Where do our rights come from?

The op-ed is from a while ago (2012), but here's Lawrence Lindsey over at the Wall Street Journal reflecting on the question in this blog post's title: Geithner and the "Privilege" of Being American. As Lindsey points out, the Founding Fathers thought that our fundamental rights of life and liberty precede the State. In other words, the State does not provide us with our rights and grant them to us, rather the State merely recognizes rights that already exist. Our rights are not boons provided to us by our betters, by those who rule over us. The task of our leaders is to protect the rights that are ours by nature.

Of course, rights and duties need effective expression though the positive law. As the late Russell Kirk never tired of pointing out, natural law and natural justice are not substitutes for positive law, but rather the predicates upon which positive law depends to function properly to order human community towards order, justice and peace.

The weak spot in Lindsey's argument is that he fails to identify precisely where our rights do come from. If not from the State, then what is their basis? For the Founders, the source of our rights is divine Providence, in the God who creates and sustains the world -- "nature's God" to use a phrase from the Declaration of Independence.  At the root of liberty, at the root of limited government, at the root of human freedom, is the truth that prior to and above the State there exists a Power to whom the State itself is subordinate.  Take away that truth and the foundation for human rights & limited government collapses in a heap.

Alexander Hamilton, that great American founder whose memory as of late has been under continued assault, understood this well.  Writing in The Farmer Refuted in 1775, Hamilton built upon the work of the English jurist William Blackstone to eloquently hold forth on the origin of human rights:
Good and wise men, in all ages, have embraced a very dissimilar theory.
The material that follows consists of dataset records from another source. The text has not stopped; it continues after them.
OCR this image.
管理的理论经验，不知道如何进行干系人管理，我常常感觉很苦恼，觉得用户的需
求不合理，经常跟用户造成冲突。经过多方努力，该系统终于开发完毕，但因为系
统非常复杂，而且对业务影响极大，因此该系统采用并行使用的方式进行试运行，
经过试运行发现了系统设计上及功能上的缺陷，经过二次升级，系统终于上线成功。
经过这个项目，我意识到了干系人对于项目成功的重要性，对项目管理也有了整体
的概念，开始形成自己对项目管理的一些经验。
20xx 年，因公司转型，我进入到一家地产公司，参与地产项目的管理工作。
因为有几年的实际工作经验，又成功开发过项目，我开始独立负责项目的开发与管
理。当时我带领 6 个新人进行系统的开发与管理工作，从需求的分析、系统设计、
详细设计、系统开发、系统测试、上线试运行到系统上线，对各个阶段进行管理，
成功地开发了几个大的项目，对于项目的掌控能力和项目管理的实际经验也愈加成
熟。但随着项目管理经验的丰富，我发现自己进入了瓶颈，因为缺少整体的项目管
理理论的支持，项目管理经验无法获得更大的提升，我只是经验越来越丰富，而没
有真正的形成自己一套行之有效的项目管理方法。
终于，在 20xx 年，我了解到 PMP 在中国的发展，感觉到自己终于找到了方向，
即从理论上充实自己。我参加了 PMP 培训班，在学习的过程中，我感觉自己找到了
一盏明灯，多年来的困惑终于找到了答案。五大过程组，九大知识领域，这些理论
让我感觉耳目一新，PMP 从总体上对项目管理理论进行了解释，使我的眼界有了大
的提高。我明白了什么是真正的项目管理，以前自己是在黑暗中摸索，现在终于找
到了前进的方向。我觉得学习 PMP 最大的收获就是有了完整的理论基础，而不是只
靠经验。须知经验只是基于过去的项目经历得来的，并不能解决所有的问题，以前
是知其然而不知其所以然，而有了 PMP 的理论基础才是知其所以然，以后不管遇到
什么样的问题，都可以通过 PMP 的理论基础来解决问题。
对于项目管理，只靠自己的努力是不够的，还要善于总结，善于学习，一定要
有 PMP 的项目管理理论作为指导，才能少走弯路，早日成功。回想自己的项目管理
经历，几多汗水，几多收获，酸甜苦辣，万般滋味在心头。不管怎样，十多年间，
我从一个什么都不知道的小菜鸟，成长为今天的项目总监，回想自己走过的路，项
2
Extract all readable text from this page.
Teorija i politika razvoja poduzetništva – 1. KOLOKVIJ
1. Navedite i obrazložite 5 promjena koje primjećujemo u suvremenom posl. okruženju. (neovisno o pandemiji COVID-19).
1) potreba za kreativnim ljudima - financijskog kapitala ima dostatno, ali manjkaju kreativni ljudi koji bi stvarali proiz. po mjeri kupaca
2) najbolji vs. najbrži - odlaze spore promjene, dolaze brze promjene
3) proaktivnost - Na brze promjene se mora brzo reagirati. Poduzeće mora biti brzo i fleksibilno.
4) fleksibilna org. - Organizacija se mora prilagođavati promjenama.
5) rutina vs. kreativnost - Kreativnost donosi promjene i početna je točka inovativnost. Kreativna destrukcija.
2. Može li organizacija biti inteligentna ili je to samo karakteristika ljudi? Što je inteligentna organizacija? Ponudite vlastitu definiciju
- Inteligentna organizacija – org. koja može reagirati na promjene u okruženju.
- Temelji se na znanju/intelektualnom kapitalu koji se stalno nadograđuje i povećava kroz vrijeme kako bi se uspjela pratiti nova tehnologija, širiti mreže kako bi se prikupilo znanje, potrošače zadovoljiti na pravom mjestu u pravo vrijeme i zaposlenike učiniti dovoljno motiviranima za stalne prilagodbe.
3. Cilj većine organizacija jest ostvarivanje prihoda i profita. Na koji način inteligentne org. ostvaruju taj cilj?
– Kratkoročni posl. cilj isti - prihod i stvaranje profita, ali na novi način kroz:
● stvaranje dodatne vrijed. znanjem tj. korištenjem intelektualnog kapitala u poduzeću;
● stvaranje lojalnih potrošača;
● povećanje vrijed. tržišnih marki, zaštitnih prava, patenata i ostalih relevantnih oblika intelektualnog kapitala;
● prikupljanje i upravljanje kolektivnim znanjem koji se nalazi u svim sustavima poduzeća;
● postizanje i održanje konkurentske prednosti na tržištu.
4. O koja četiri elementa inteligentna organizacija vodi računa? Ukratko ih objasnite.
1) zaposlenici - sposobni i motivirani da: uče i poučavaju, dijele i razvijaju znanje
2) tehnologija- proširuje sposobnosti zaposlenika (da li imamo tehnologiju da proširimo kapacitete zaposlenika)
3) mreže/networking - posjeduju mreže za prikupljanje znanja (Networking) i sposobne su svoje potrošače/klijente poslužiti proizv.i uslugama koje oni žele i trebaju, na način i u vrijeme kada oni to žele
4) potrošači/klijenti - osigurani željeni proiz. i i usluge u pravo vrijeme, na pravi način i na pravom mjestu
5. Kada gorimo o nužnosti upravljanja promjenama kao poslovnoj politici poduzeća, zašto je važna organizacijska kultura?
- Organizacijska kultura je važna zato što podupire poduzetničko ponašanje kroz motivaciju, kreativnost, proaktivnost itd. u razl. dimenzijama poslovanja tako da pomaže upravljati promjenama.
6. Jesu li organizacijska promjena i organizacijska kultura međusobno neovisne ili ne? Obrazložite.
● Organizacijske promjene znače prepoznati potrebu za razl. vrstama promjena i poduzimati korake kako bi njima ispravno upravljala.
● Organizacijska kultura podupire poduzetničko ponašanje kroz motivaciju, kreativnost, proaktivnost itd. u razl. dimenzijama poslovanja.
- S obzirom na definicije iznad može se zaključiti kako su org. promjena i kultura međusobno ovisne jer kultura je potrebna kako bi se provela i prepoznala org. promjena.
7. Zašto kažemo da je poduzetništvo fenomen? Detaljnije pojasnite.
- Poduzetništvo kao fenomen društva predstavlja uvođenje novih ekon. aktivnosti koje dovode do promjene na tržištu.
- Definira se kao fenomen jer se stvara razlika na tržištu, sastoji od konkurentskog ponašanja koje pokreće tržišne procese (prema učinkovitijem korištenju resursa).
They have supposed, that the deity, from the relations, we stand in, to himself and to each other, has constituted an eternal and immutable law, which is, indispensibly, obligatory upon all mankind, prior to any human institution whatever.  
This is what is called the law of nature, "which, being coeval with mankind, and dictated by God himself, is, of course, superior in obligation to any other. It is binding over all the globe, in all countries, and at all times. No human laws are of any validity, if contrary to this; and such of them as are valid, derive all their authority, mediately, or immediately, from this original."  
Upon this law, depend the natural rights of mankind, the supreme being gave existence to man, together with the means of preserving and beatifying that existence. He endowed him with rational faculties, by the help of which, to discern and pursue such things, as were consistent with his duty and interest, and invested him with an inviolable right to personal liberty, and personal safety.
And then in words that stand among the most powerful written during the American revolutionary period, Hamilton thundered:
The sacred rights of mankind are not to be rummaged for, among old parchments, or musty records. They are written, as with a sun beam, in the whole volume of human nature, by the hand of the divinity itself; and can never be erased or obscured by mortal power.
The relationship between natural law and human rights has been a well-understood and affirmed part of American law and politics for most of our history, until fairly recent times.  Not restricted to the Right, liberals long affirmed this fundamental principle, both in theory and in political rhetoric at the highest levels, as this except from President John F. Kennedy's Inaugural Address shows:



"And yet the same revolutionary beliefs for which our forebears fought are still at issue around the globe -- the belief that the rights of man come not from the generosity of the state, but from the hand of God." Amen to that, Mr. President. Amen to that.